Voilà le sens du protocole ouvert, le sens dans lequel il a été laissé ouvert, le sens dans lequel je l'ai entendu: on peut le contester; mais j'affirme à la Chambre que, soit de la part des puissances, soit de la part de la France, il n'y a rien eu, dans cet acte, que de parfaitement honorable, de parfaitement amical, de parfaitement conforme à tous les grands intérêts et du pays et de la question. (Sensation prolongée.)

Voilà, je pense, les deux plus grandes difficultés de la question et de la situation déblayées, l'engagement moral et le protocole ouvert.

Que reste-t-il à présent? Des difficultés d'un ordre très-inférieur, des difficultés subalternes, passez-moi l'expression, des difficultés qui tiennent à la situation du cabinet, à la situation personnelle du ministre des affaires étrangères. Elles sont réelles ces difficultés-là, je n'entends pas les dissimuler, je les sens, elles pèsent sur moi plus que sur personne.

Savez-vous ce qu'on fait aujourd'hui! On vient s'armer de ces difficultés-là, on vient les envenimer, on vient les aggraver (Rumeur à gauche.—Au centre: Très-bien! c'est cela!), au risque d'aggraver les grandes difficultés dont je parlais tout à l'heure, les difficultés du pays et de la question. (Voix au centre. Oui! oui! c'est cela!)

Eh bien, j'accepte ce nouveau combat, ce nouveau terrain, et la Chambre verra que je ne serai pas, sur celui-ci, moins sincère ni moins sérieux que sur l'autre.

Oui, les difficultés sont réelles. Il y en a envers la Chambre et le public, il y en a envers l'étranger. Qu'est-ce qu'on me demande? On m'a demandé, et l'honorable M. Billault avait posé la question d'une manière dont je lui sais gré, on m'a demandé: «Avez-vous l'intention de ratifier le traité tel qu'il est?» J'ai répondu catégoriquement: «Non,» et je renouvelle ma réponse.

Maintenant, on me dit: «Ratifierez-vous jamais un traité quelconque, quelle que soit la situation, quelles que soient les modifications qu'on pourrait y apporter?»

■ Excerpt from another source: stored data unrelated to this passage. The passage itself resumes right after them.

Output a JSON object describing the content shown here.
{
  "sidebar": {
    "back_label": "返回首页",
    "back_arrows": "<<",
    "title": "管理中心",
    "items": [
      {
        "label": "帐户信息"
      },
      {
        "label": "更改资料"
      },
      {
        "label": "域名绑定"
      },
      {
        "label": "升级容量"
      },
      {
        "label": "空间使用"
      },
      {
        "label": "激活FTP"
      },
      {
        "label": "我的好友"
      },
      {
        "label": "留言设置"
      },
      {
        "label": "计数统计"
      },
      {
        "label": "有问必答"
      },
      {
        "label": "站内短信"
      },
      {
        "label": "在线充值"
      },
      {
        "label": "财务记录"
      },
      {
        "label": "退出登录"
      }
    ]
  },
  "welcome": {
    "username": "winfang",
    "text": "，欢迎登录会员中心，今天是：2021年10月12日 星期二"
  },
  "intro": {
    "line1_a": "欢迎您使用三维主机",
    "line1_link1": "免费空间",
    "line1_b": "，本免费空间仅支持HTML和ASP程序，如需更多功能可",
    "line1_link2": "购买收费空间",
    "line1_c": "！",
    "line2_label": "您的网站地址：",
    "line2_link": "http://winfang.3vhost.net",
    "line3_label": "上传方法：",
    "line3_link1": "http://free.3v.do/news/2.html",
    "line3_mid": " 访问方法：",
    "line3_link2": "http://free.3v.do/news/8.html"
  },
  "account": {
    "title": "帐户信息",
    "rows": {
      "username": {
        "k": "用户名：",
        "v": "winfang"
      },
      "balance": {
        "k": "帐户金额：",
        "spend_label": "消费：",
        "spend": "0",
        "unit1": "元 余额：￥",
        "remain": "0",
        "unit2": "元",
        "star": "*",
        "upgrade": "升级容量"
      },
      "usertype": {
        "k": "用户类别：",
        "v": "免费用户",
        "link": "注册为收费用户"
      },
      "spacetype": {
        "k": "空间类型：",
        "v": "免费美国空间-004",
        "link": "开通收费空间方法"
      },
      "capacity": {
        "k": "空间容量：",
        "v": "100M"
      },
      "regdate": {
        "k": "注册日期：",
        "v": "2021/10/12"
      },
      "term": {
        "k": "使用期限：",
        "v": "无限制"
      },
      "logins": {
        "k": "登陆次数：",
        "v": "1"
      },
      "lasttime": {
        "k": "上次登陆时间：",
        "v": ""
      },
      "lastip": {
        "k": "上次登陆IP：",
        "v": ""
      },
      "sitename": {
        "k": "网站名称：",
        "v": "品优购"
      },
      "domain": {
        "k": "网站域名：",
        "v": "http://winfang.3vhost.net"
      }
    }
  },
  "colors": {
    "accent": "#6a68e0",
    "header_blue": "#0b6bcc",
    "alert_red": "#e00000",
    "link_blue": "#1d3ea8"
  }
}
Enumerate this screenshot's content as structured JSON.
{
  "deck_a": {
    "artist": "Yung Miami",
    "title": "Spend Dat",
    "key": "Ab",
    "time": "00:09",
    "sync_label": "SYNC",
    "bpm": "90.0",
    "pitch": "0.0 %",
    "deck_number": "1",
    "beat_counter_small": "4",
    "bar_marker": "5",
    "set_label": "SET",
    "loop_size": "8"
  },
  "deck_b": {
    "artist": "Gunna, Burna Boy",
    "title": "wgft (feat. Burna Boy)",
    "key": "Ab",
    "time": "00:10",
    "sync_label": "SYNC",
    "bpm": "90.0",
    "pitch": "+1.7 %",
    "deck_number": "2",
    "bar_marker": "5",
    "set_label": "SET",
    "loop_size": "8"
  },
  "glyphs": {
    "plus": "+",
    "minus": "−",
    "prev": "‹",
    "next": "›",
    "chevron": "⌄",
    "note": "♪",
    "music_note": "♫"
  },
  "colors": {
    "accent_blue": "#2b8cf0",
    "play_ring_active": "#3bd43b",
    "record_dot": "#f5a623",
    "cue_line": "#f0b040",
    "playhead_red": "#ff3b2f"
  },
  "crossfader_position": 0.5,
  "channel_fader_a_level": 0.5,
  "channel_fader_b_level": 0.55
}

Comment voulez-vous que je réponde? C'est absolument impossible. Comment! je viendrais ici, moi, ministre des affaires étrangères, vous dire:—Non, quels que soient les changements de la situation dans une question si compliquée pour les choses et pour les peuples, quelles que soient les modifications qui puissent être apportées au traité, non, nous n'en entendrons plus parler.—Messieurs, cela, je le sens bien, débarrasserait beaucoup la Chambre et moi-même; mais cela ne se peut pas; gouvernement, Chambre, pays, nous sommes tous engagés dans cette situation; nous n'en pouvons, nous n'en devons sortir que raisonnablement et honorablement. La Chambre a pleine sécurité, la Chambre sait que le traité, tel qu'il est, je ne conseillerai pas de le ratifier. Maintenant, que résultera-t-il de la situation telle qu'elle existe, des modifications qui ont été indiquées, des modifications nouvelles qui pourraient être indiquées, des divers intérêts engagés dans la question? Qu'est-ce qui sortira de la situation des États-Unis vis-à-vis de l'Angleterre?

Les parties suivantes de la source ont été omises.